Mary feels herself immersed in the power of God's love. When she proclaims to herself and to others who she is in God's plan for human beings she has the courage to cry out, God's power and his presence are true and solemn expressions of his human form. It is for this reason that while she feels small and poor and humble and a servant, she is truly great, so great in fact that all generations speak about her.

Even for Mary the mystery of God's presence is great and often impenetrable and disturbing. At the Annunciation she showed she was anxious and fearful (Lk. 1:29 and 34). The prayer of Simeon breaks through to her and leaves her fearful in the face of something so awesome (Lk. 2:32). She was mortified no doubt at Jesus' reply when Joseph and herself were so anxiously searching for him (Lk. 2:50).
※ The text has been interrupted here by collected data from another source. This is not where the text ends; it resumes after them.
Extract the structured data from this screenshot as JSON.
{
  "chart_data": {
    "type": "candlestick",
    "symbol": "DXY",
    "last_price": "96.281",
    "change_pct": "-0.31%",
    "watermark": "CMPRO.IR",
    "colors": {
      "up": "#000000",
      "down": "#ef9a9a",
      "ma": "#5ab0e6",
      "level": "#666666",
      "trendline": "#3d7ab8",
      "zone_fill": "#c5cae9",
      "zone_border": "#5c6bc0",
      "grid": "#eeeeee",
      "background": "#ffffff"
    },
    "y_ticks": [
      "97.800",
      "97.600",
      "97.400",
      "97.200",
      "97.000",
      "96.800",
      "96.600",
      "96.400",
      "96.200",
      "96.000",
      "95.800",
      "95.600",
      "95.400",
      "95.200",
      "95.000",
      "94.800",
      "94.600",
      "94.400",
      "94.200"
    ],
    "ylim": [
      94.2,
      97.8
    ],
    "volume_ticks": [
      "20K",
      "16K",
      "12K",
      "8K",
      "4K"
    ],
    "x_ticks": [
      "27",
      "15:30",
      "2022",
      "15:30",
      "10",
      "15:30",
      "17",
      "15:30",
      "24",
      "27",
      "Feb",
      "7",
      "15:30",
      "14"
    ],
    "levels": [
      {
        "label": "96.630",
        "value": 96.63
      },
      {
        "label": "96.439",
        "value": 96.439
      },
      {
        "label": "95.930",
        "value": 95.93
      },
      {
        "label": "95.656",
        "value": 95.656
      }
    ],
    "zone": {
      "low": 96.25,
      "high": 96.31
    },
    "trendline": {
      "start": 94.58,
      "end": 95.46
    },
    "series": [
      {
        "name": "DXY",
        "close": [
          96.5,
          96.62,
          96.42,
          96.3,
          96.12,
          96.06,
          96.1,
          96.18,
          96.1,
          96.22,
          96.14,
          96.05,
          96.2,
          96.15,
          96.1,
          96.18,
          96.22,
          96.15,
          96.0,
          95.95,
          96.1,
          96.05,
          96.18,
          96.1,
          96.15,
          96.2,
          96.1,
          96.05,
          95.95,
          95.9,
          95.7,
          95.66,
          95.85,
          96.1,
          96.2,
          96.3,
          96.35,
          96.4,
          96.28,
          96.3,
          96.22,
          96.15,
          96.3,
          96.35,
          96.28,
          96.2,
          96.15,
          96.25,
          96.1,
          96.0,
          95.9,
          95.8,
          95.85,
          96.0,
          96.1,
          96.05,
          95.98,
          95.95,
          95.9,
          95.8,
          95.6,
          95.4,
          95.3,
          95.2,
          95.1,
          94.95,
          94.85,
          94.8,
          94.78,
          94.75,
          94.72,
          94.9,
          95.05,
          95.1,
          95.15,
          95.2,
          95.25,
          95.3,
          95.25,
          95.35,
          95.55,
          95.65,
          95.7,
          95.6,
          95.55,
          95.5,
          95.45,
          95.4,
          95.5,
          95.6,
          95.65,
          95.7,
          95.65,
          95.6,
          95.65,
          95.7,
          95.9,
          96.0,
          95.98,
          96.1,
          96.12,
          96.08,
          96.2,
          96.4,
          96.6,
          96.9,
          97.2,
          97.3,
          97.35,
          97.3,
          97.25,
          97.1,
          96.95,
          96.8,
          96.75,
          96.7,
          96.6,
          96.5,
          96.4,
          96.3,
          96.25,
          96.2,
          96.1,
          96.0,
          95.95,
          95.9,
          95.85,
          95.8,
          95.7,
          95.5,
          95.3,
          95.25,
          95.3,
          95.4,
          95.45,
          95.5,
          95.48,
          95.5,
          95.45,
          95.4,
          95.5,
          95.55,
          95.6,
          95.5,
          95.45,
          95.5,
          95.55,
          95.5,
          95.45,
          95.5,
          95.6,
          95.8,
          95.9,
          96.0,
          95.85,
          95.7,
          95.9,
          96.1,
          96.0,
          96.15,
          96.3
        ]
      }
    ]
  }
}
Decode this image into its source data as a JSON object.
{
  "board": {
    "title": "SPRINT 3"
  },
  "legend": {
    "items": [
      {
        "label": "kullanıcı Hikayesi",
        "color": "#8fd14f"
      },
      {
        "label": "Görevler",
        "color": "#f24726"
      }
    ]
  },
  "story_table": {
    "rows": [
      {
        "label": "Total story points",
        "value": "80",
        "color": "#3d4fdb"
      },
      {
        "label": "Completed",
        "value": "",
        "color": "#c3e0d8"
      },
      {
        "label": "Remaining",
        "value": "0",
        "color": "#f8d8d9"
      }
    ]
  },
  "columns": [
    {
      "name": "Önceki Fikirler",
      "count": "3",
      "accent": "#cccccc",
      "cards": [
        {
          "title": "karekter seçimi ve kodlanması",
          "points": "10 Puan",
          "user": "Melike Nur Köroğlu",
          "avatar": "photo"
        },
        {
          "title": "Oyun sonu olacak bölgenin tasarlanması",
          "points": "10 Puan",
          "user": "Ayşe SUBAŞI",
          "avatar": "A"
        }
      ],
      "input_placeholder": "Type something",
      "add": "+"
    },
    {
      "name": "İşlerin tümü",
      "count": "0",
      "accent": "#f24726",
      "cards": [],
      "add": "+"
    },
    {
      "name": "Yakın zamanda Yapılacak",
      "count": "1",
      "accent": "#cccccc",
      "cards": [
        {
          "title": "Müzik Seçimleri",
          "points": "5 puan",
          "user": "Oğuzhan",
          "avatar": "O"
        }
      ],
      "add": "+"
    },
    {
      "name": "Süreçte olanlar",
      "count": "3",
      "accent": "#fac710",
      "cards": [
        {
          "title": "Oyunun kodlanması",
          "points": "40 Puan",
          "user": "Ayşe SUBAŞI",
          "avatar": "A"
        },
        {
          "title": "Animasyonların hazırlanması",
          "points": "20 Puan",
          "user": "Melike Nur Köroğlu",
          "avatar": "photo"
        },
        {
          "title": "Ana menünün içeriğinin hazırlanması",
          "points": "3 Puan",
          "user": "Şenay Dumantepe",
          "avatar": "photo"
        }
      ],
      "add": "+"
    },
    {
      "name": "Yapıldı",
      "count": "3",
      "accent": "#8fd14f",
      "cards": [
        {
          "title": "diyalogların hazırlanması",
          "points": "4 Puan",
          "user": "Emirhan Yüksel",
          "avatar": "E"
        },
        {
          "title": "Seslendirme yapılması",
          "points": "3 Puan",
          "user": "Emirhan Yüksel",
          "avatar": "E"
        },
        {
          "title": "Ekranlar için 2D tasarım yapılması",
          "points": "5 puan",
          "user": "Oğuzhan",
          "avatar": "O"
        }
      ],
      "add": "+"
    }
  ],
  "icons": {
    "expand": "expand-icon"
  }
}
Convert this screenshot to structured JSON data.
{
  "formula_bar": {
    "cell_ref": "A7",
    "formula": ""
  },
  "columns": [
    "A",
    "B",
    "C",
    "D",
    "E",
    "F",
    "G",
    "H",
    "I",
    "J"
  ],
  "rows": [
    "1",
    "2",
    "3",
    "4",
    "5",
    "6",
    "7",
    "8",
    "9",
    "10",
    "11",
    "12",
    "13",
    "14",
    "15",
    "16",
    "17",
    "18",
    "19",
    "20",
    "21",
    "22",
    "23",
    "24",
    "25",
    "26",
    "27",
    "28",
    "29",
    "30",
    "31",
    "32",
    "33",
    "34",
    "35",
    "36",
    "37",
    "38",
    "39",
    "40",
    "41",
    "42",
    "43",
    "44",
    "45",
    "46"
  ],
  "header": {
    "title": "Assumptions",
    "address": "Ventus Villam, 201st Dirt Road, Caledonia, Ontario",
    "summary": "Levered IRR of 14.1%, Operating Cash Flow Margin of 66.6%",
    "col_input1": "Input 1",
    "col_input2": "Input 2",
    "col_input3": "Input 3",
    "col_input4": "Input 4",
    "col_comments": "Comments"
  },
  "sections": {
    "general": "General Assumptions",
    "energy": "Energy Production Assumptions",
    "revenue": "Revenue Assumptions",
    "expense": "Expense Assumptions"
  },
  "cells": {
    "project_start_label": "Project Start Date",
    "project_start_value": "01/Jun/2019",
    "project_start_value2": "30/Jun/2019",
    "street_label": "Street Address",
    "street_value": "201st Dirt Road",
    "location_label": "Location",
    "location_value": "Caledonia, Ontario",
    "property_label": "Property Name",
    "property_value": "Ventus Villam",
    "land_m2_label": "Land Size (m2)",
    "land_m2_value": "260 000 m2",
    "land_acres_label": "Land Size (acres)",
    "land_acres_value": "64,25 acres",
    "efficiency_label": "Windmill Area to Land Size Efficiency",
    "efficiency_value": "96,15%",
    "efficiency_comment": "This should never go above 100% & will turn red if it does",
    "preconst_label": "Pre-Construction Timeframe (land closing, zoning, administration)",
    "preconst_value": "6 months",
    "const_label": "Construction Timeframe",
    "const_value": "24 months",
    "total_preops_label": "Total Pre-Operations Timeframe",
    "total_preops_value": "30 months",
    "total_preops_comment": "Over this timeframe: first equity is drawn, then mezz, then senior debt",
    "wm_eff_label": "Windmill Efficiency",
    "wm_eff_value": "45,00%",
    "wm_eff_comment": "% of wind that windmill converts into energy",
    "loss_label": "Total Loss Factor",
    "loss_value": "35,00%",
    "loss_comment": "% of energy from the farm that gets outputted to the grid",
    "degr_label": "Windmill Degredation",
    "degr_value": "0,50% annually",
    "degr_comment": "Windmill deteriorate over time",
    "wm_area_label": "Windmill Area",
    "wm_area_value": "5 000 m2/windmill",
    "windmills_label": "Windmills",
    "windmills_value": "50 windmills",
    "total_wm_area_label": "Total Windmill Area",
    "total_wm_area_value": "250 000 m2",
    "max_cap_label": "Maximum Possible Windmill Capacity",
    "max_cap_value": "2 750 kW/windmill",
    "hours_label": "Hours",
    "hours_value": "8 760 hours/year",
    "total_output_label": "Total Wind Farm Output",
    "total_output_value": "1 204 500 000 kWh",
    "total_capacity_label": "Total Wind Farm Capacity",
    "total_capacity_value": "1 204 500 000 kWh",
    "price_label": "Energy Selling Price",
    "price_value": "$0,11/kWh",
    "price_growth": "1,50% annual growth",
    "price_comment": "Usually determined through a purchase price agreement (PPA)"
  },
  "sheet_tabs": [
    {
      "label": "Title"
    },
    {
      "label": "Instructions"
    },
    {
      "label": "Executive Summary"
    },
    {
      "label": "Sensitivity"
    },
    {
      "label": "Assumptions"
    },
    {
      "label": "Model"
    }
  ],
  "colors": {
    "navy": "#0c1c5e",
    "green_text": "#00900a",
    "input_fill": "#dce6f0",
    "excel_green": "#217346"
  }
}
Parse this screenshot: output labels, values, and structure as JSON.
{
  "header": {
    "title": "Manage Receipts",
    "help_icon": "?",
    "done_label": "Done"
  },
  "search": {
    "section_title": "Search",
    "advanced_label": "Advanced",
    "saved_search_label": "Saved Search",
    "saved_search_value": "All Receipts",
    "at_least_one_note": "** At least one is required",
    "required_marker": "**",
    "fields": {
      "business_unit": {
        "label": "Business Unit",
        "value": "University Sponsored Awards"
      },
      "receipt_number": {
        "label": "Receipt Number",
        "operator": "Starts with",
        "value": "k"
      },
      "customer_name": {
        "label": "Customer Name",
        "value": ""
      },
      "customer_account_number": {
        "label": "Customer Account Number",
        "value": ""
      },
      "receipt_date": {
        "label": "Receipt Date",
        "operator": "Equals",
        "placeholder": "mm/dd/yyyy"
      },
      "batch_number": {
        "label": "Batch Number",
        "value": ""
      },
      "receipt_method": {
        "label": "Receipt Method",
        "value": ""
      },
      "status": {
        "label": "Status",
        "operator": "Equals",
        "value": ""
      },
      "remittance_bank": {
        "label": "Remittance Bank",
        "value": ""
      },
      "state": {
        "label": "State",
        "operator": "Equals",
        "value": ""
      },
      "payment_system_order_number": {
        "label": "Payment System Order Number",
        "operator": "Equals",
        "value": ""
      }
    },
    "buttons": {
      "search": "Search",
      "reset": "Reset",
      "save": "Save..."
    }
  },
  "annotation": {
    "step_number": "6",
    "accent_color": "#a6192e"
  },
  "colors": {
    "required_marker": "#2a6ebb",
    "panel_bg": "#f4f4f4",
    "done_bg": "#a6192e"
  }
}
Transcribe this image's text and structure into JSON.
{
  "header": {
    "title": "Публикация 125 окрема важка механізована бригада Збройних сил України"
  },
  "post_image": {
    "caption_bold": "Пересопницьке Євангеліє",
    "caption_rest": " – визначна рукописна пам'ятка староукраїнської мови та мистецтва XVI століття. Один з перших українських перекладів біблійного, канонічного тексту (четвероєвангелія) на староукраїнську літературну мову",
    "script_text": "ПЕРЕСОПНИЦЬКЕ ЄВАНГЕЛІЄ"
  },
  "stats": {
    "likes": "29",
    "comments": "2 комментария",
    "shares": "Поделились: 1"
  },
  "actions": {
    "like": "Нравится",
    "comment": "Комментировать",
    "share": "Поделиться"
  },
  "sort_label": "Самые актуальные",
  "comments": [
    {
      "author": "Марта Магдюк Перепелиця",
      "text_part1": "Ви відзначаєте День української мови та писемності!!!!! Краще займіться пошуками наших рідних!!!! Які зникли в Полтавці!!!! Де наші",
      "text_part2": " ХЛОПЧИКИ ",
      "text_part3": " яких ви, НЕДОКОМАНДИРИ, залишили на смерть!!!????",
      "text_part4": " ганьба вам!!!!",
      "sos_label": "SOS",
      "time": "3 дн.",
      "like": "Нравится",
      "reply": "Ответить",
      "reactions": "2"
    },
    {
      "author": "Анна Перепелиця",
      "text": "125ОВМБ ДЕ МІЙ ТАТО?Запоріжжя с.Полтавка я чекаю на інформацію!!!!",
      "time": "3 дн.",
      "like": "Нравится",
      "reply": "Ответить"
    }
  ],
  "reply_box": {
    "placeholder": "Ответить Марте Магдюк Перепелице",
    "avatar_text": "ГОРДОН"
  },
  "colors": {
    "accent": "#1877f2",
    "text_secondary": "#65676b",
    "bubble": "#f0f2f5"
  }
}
Even through her suffering her words were always words of faith in the mystery of God. She is a good companion to have and she is a source of consolation to us in our struggle to live our lives in faith.

In silence and in prayer Mary manages to penetrate the mystery which lies beyond fact. She transformed by totally and courageously owning the cause of her son. It becomes a passion for her so that all might recognize who God is and experience this God as the God of life.

Mary runs to her cousin Elizabeth before being called because she realizes how much of a help she can be to her. She would not let the celebration at Cana end abruptly because they had run out of wine and urged her son to intervene. In the Magnificat she sides with the poor to point out that they are specially loved by God.

Mary upholds the values of the faithful woman right to the foot of the cross. Such a fidelity to the cross is what Jesus asks of all who have the courage to share his cause. Mary in silent suffering gives her son up to death for the life of all. she accepts having the son she gave birth to violently snatched from her and becomes the mother of all, the source of life for all, with him and in him.

Mary is all of this for us. Because she is all of this she has a very special place in "Salesian Youth Spirituality".

Points for reflection and discussion:

  • At the heart of the Salesian dream is the idea of "saving souls".
It is an idea which reaches into the very heart of the mystery of God.
How can we explain this dream to the young people of today?
What are the characteristics of a "saved soul" in today's world?
  • Don Bosco and Mother Mazzarello believed in young people's ability to be missionaries of other young people, to be like the yeast among the masses.
How would you propose we encourage this youth to youth ministry in our more committed young leaders without creating a tier system among our youth?
  • Much is said today about the lack of role models present in our society.
Salesian Youth Spirituality points out the necessity of being models of the presence of God. How do we go about this?
  • What are the helps and the obstacles you have encountered in trying to live by faith in your everyday life?
  • The Second Vatican Council created a new image of church which our spirituality calls us to build up and be faithful to. Remembering that Don Bosco's oratory was primarily for the "parishless" boys, what do we need to do especially for the "unchurched" young of today?
  • The Sacraments of Reconciliation and Eucharist were pillars of the Salesian way of educating young people in Valdocco and Mornese. How do we continue to draw on their riches to reach out to our young people?
  • What is your experience of Mary as help?
How do we present her to young people today?